Edit: My current solution is to use a boolean vector of the same length as the list of things that can be in the set, and using that as a membership table.
Chapter 2 of The R Inferno has some interesting comments on this, including perdiodic growing objects to reduce memory fragmentation and allocation overhead.
If you know what the ultimate size of the set is, then the method you suggest is probably the best - ie subset
from the whole universe using an approprate membership vector. Difficult to know whats best without seeing exactly what you are trying to do though.
If you can, initializing a vector so that it has length equal to its maximum length during the algorithm may help.
e.g.
vec <- rep(NA,10)
vec[1:3] <- 1:3
vec[4:5] <- 4:5
vec[6:10] <- 6:10
rather than
vec <- 1:3
vec <- c(vec,4:5)
vec <- c(vec,6:10)
compare
> system.time({vec <- rep(NA,10^4); for (i in 1:(10^4)) vec[i] <- i })
user system elapsed
0.043 0.001 0.044
to
> system.time({vec <- NULL; for (i in 1:(10^4)) vec <- c(vec,i) })
user system elapsed
0.249 0.089 0.335
It's hard to say what you want. Maybe you really want stack commands like push and pop. The following isn't that. But it's a fast solution.
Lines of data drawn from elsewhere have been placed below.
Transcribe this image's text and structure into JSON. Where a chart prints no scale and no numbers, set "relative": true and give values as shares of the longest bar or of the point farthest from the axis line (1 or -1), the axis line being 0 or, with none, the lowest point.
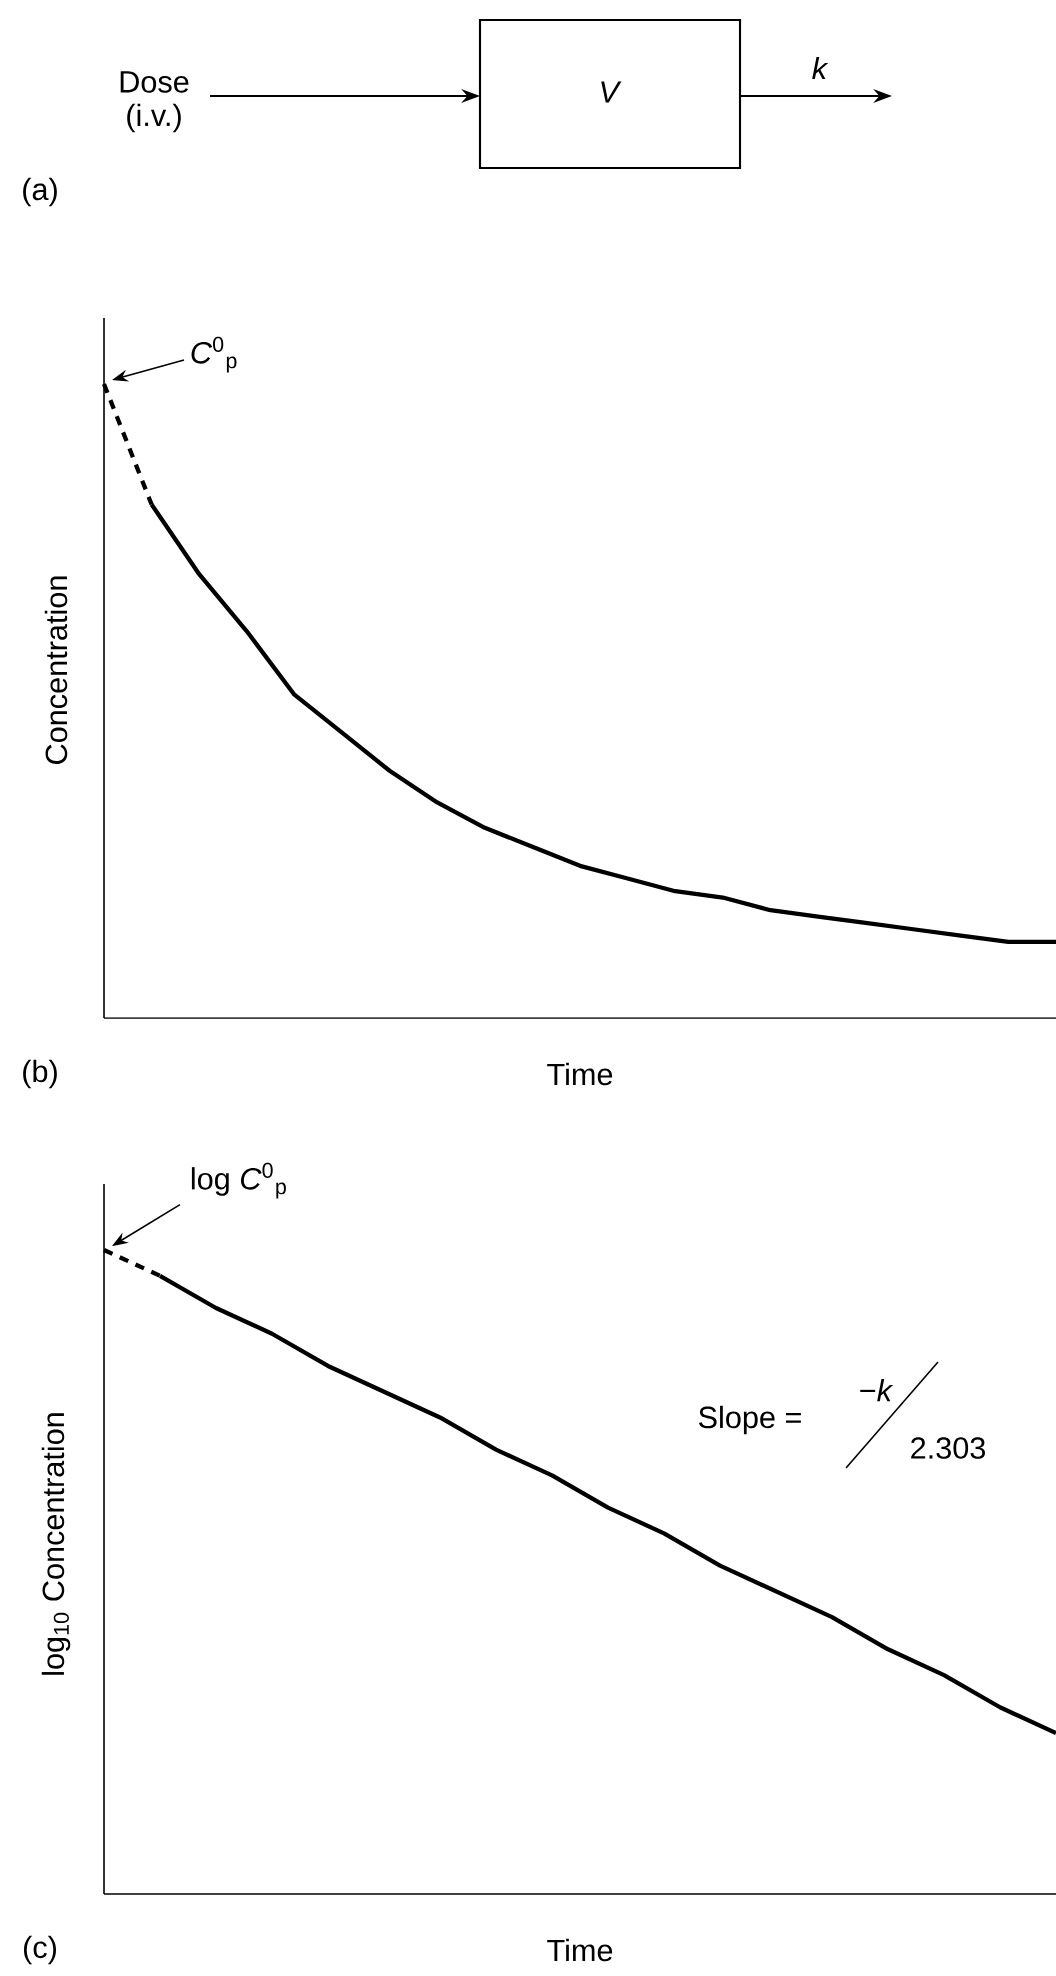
{
  "chart_data": [
    {
      "type": "other",
      "annotations": [
        "Dose",
        "(i.v.)",
        "*V*",
        "*k*",
        "(a)"
      ]
    },
    {
      "type": "line",
      "relative": true,
      "xlabel": "Time",
      "ylabel": "Concentration",
      "categories": [
        null,
        null,
        null,
        null,
        null,
        null,
        null,
        null,
        null,
        null,
        null,
        null,
        null,
        null,
        null,
        null,
        null,
        null,
        null,
        null,
        null
      ],
      "series": [
        {
          "color": "#000000",
          "line_style": "dashed",
          "values": [
            1.0,
            0.81,
            null,
            null,
            null,
            null,
            null,
            null,
            null,
            null,
            null,
            null,
            null,
            null,
            null,
            null,
            null,
            null,
            null,
            null,
            null
          ]
        },
        {
          "color": "#000000",
          "line_style": "solid",
          "values": [
            null,
            0.81,
            0.7,
            0.61,
            0.51,
            0.45,
            0.39,
            0.34,
            0.3,
            0.27,
            0.24,
            0.22,
            0.2,
            0.19,
            0.17,
            0.16,
            0.15,
            0.14,
            0.13,
            0.12,
            0.12
          ]
        }
      ],
      "annotations": [
        "(b)",
        "*C*$^{0}$$_{p}$"
      ]
    },
    {
      "type": "line",
      "relative": true,
      "xlabel": "Time",
      "ylabel": "log$_{10}$ Concentration",
      "categories": [
        null,
        null,
        null,
        null,
        null,
        null,
        null,
        null,
        null,
        null,
        null,
        null,
        null,
        null,
        null,
        null,
        null,
        null
      ],
      "series": [
        {
          "color": "#000000",
          "line_style": "dashed",
          "values": [
            1.0,
            0.96,
            null,
            null,
            null,
            null,
            null,
            null,
            null,
            null,
            null,
            null,
            null,
            null,
            null,
            null,
            null,
            null
          ]
        },
        {
          "color": "#000000",
          "line_style": "solid",
          "values": [
            null,
            0.96,
            0.91,
            0.87,
            0.82,
            0.78,
            0.74,
            0.69,
            0.65,
            0.6,
            0.56,
            0.51,
            0.47,
            0.43,
            0.38,
            0.34,
            0.29,
            0.25
          ]
        }
      ],
      "annotations": [
        "(c)",
        "log *C*$^{0}$$_{p}$",
        "Slope =",
        "−*k*",
        "2.303"
      ]
    }
  ]
}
Allocate a vector large enough to hold all of your items of the type you need. Set every value to NA. Adding items is simple. Removing items is setting them to NA again. Using the vector is just na.omit(myVec)
myVec <- numeric (maxLength) # a vector of maximum length
is.na(myVec) <- 1:maxLength # set every item in myVec to NA
myVec[c(2,6,20)] <- 5 # add some values
na.omit(myVec)
#This will also work if you can initialize all of your values to something that you know you won't need.
Yes, there are more efficient ways.
It comes down to how you're using the data; your use case. Are you taking out the data in in the same order you put it in, or in reversed order, or in random order, or in a sorted order?
For FIFO, for a fixed size array use a circular buffer, or for a fully dynamic size, use a deque (pronounced deck). (This is probably what you want.)
For FILO, use a stack.
For grabbing the data at random, consider using a 1 column matrix you never resize. Resizing is slow.
If you need an ordered set (eg c(3,2,5) -> c(2,3,5)
), look into a tree or a heap.
- A tree is good for comparisons, eg grabbing all elements in a set that is < 5.5.
- A heap is good for grabbing just the largest or smallest elements.